In the end, I got back $79,342.40 from the $80,000 I put in. If you consider the $3,000 I received earlier, I got $82,342.40 - that is, I made $2,342 over five years.
But if I had put the $80,000 in a fixed deposit at a conservative 1 per cent interest during that period, I would have been $4,000 richer.
But I'm lucky.
Some investors are now reeling from the DBS High Notes 5 debacle where they might not get back even a cent of the principal because of its links to the now-bankrupt investment bank Lehman Brothers.
Still, it bothers me that my 'relationship manager' had not been more open with me. Why did he keep going on about how safe my money was when there was no guarantee I would get it all back?
But I am also reasonable enough to realise that it was ultimately nobody's fault but my own that the fund didn't live up to expectations.
Although I am not financially savvy, I am an adult, I am educated, it was my money and the burden was on me to do research on the fund before I committed myself. Indeed, if I had made pots of money, I would have had no complaints about the relationship manager.
Instead, I was goaded by greed. I wanted easy money and the interest sounded good. Too bad for me that I took a gamble that didn't pay off.
It's a lesson that I never seem to learn.
I was looking at some old Central Depository account statements the other day and it pains me to realise that one stock I'm holding was trading at $5.65 in December last year. It is now $1.80.
Why-oh-why didn't I sell it then and make a big profit? Because I thought it would go up to $6.
Why-oh-why didn't I sell it when it went down to $4 or even $3? Because I thought the price would recover. What am I to do now? Hold or sell? I have no idea.
I don't think I'm a particularly greedy or materialistic person, but I certainly would like to increase my wealth so that I'll have an easier life when I'm old and can't work.
In fact, when you think about how the cost of living is rising every day, greed doesn't even come into the picture anymore. It's about survival and it's about fear.

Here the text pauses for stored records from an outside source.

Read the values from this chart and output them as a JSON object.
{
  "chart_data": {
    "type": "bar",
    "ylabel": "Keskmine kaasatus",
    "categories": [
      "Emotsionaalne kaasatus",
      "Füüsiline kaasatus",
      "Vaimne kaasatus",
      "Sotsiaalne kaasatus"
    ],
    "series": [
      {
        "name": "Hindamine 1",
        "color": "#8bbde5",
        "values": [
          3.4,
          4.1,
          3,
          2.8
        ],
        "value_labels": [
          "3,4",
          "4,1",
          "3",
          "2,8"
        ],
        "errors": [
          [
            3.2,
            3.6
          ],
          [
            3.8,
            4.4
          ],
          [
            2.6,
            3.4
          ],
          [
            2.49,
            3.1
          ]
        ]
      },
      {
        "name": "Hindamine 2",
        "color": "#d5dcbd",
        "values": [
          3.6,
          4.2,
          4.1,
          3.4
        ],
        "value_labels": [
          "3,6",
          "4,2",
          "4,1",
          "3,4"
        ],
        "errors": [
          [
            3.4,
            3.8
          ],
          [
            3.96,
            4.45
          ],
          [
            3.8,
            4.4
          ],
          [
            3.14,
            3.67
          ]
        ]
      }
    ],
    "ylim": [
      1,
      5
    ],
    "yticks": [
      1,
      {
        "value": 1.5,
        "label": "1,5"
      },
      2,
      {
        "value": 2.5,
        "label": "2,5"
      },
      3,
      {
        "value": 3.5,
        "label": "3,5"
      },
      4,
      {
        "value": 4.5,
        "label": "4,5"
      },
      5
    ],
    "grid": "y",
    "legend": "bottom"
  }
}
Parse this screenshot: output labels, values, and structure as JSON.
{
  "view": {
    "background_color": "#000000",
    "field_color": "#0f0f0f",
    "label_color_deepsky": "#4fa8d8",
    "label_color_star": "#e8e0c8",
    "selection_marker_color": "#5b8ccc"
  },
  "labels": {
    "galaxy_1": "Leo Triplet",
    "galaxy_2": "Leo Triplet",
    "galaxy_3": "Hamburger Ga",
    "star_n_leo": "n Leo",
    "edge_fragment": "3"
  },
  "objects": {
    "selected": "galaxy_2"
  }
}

People need to find ways to invest their money such that the returns are higher than the scary inflation rate. The question is, how?
I've come to the conclusion that I'm a tortoise rather than a hare when it comes to making money.
I'm one of those who have to work hard and plod all their life to grow their wealth. I'd never be a hare who can take wild gambles, play the market and strike brilliant deals to fatten his bank account.
But the desire to make a quick buck is hard to suppress.
Last week, after the United States House of Representatives turned down the financial bailout plan and stock markets plunged, top on my mind was whether I should take advantage of the situation and do a mini-Oei Hong Leong.
As reported, the Singapore tycoon had bought one million AIG shares recently when the company was in trouble and its share price dived, then made a killing when it was saved by the US government and its price shot back up.
But, of course, I didn't have the money, acumen, expertise, experience, guts and gumption to buy any stocks, let alone strike it rich, which is why Oei Hong Leong is Oei Hong Leong and I'm, well, a salaried journalist.
But that's the safest route for me.
I just need to look for a reliable bank to park my money in fixed deposits, never mind if the interest is paltry. At least my money will be safe.
Perhaps DBS could do us a favour and bring back its Save-As-You-Earn scheme.